What happened Mr Y was admitted to Guysfield Residential Home in September 2021 following pre admission assessments which noted some confusion and hallucinations. The Care Provider decided admission was appropriate but soon after admission, Mr Y displayed verbal and physical aggression towards staff and residents.

In late November 2021, the Care Provider alleged that Mr Y assaulted another resident who sustained significant injuries. Those present at the time of the assault were not able to give a reliable account of the events. Ms X disputes that Mr Y was responsible and says the Care Provider was discriminatory in blaming Mr Y because he was the only male present at the incident. She suggests this was the reason the Care Provider assumed he was responsible.

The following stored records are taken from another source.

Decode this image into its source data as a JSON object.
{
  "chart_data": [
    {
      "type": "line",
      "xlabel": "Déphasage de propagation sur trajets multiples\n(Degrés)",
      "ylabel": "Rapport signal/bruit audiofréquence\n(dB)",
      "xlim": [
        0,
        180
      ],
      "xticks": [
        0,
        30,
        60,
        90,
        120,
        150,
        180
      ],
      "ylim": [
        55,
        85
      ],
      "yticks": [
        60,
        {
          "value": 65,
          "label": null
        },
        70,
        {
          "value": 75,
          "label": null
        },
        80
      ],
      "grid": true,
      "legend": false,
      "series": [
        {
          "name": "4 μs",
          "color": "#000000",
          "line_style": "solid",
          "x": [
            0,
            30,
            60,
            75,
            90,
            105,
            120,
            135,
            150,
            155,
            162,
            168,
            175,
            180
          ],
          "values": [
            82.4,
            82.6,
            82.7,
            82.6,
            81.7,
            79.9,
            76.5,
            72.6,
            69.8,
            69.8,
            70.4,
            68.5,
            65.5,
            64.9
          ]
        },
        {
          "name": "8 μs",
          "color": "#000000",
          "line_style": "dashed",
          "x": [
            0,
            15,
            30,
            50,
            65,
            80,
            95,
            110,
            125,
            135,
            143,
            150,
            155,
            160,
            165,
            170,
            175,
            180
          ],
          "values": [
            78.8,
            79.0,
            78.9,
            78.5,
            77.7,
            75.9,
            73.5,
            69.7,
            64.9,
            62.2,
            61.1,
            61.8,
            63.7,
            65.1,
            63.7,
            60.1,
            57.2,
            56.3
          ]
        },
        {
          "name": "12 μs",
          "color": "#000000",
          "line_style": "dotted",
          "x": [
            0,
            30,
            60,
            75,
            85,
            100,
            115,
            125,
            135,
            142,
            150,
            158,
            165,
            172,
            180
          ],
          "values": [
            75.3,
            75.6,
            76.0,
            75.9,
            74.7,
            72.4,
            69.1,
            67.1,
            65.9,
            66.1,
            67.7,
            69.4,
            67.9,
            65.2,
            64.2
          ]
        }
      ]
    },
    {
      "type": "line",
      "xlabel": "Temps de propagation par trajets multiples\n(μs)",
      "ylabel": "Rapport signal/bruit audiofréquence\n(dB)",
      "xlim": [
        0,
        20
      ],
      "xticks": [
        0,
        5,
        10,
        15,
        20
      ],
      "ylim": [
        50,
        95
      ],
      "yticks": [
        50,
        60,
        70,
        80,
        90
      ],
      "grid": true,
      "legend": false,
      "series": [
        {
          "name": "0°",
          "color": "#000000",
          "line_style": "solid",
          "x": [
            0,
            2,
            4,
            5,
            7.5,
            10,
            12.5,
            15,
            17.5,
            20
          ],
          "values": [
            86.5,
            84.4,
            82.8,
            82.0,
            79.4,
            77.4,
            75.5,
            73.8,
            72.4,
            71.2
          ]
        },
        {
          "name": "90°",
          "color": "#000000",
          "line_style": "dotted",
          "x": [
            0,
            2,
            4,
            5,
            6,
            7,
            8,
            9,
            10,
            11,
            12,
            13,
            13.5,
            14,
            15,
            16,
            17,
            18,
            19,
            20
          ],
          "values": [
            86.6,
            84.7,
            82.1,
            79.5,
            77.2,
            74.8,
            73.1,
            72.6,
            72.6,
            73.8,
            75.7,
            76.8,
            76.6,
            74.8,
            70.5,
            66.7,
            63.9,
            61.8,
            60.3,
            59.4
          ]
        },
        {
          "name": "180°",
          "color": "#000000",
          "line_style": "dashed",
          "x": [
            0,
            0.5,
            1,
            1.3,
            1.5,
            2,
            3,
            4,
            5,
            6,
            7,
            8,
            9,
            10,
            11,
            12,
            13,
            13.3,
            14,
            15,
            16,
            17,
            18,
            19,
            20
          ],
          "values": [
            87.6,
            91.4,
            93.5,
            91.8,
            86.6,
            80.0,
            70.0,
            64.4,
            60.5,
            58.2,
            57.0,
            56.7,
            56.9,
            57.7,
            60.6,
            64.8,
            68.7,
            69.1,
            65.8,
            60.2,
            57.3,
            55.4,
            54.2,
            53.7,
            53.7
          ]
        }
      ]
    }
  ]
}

The Care Provider gave notice to the Council a few days later and notified Ms X the same day by phone. It confirmed this in writing almost two weeks later. Mr Y moved in mid December. Ms X complained and the Care Provider responded. It noted that in the last two and a half months, it had noted nine incidents of verbal or physical aggression towards staff or residents.

A member of the family stated that prior to admission Mr Y had not shown any signs of aggression or using foul language.

Was there fault which led to injustice?

It is regrettable when someone with dementia is forced to move home, however, a care provider cannot ignore risks of violence to other residents and staff. In this case, it was a particularly serious incident involving significant injuries to another resident that triggered the Care Provider’s decision to give notice. It is required to do this if it cannot meet someone’s needs and the level of aggression attributed to Mr Y was significant.

It is not my role to decide whether the Care Provider was able to meet Mr Y’s needs, but to decide if it dealt with the decision to give notice properly. I am satisfied that it had good reason to decide it could not meet Mr Y’s needs adequately and protect the other residents at the home. The family had not seen any sign of aggression so it is unsurprising that the Care Provider did not recognise the extent of this when it decided it could meet his needs. I find no fault.

Final decision

I have completed my investigation and found no fault.